Presidio davanti alla tv di Stato ad Atene dopo le voci di un blitz per liberare i locali dove i giornalisti sono asserragliati da giorni in attesa della nascita di Nerit, la nuova emittente che dovrebbe sostituirla. Intanto la polemica sulle assunzioni nella nuova rete rischia di destabilizzare l'esecutivo

Seicento persone, riunite fuori dalla storica sede ateniese di Agia Paraskevi per dire no allo sgombero di Ert. La radiotelevisione di stato ellenica, dopo la decisione del governo di chiuderla per dare spazio alla nuova Nerit, in due mesi è passata dalla disperazione per l’unicum europeo (nessuna tv di stato dei paesi membri prima d’ora era stata mai chiusa) alla tenacia di giornalisti e operatori asserragliati nella sede, intenti a trasmettere in streaming. E ieri fino a notte fonda, mentre montava il timore per un “golpe di ferragosto” per sgombrare la sede di Ert, una folla si è ancora una volta radunata in occasione del concerto dal vivo che ogni sera chiude le trasmissioni per dare sostegno agli ultimi “irriducibili” e per contestare il governo nel giorno della grande festa dell’Assunzione, che in tutto il Paese è molto sentita.

“Nelle scorse ore – racconta Dimitri Delionaes, da trent’anni corrispondente in Italia di Ert – si era diffusa una voce, proveniente dalla Corte Suprema ateniese, della volontà di mettere in atto un blitz delle forze dell’ordine per sgomberare la sede di Ert proprio nel giorno di ferragosto. La notizia ha messo in moto la mobilitazione del sindacato Prospert e la solidarietà dei pochi cittadini che in un’Atene semideserta hanno aderito al sit-in notturno, circa 6-700 persone. Ma del blitz nessuna traccia”. Piuttosto i giornalisti rimasti in sede si interrogano sui 577 assunti dal Commissario Straordinario della Ert, Gikas Manali, che presteranno il proprio lavoro per tre mesi e per un compenso non precisato in una società appositamente creata e al fine di non godere del tfr.
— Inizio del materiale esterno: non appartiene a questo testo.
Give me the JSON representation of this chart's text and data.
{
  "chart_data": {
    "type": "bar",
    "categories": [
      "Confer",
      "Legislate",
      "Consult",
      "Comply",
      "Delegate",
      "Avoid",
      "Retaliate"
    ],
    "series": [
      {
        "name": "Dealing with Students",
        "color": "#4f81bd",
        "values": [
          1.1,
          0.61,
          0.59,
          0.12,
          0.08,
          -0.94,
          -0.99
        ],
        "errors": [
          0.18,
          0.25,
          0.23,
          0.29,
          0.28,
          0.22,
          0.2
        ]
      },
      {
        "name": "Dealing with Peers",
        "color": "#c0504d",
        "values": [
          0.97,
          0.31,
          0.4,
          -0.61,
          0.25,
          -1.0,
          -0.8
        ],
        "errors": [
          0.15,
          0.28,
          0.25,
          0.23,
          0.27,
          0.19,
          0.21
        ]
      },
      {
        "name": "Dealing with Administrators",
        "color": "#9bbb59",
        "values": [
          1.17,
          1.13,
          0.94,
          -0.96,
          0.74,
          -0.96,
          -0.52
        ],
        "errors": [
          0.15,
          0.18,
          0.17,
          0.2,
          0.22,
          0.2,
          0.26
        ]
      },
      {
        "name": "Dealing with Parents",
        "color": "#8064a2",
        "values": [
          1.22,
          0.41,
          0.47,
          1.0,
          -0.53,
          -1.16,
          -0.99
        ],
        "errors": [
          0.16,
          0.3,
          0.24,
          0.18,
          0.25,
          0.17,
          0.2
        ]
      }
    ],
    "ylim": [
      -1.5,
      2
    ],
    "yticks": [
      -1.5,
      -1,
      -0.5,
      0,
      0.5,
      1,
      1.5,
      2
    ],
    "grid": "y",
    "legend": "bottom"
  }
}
E senza alcuna certezza di essere riassunti dalla nuova tv Nerit. Sono stati pubblicati infatti i nomi di coloro che hanno accumulato più punti, e mentre l’accordo fra i due partiti di governo, Pasok e Nea Dimokratia, prevedeva duemila riassunti dall’Ert nel nuovo ente, la percentuale è di circa la metà. E quei giornalisti che non provengono dalla vecchia Ert sono mera espressione dei due partiti al governo. Come dire che la nuova forza lavoro della tv di stato altro non sarà che espressione del governo delle larghe intese con la troika, altro che informazione libera e indipendente, scrivono oggi alcuni blogger ellenici. “Stiamo andando incontro ad una televisione di partito”, certifica Deliolanes.

I candidati avranno pochi giorni per confermare dati e documenti richiesti. Come ha confermato il Ministro per la Tv Pubblica, Pantelis Kapsis, il processo di costruzione del comitato è già iniziato e proseguirà con il monitoraggio per ultimare le assunzioni. Kapsis non esclude la possibilità che ci siano stati errori nelle procedure e per questo intende pubblicare in rete tutte le domande, promettendo l’assunzione di altri 1.400 dipendenti. Ma la realtà parla invece di un rischio crisi per la fragile maggioranza di governo, che si basa su soli tre seggi in più rispetto alle opposizioni. Secondo Deliolanes l’accordo di governo Samaras-Venizelos (premier conservatore e vicepremier socialista) era fondato proprio sul dossier Ert, con i duemila lavoratori uscenti da riassumere in toto. Il premier invece come suo solito ha deciso di procedere unilateralmente, lasciando i socialisti fuori dai giochi. “Secondo me è lì il punto debole della coalizione di governo – conclude Deliolanes – se il Pasok ha ancora un pizzico di dignità è probabile che assisteremo ad un forte scontro su questo. Contrariamente, in breve tempo si avrà il dissolvimento completo dei socialisti”. E, a quel punto, anche del governo: elezioni tedesche permettendo.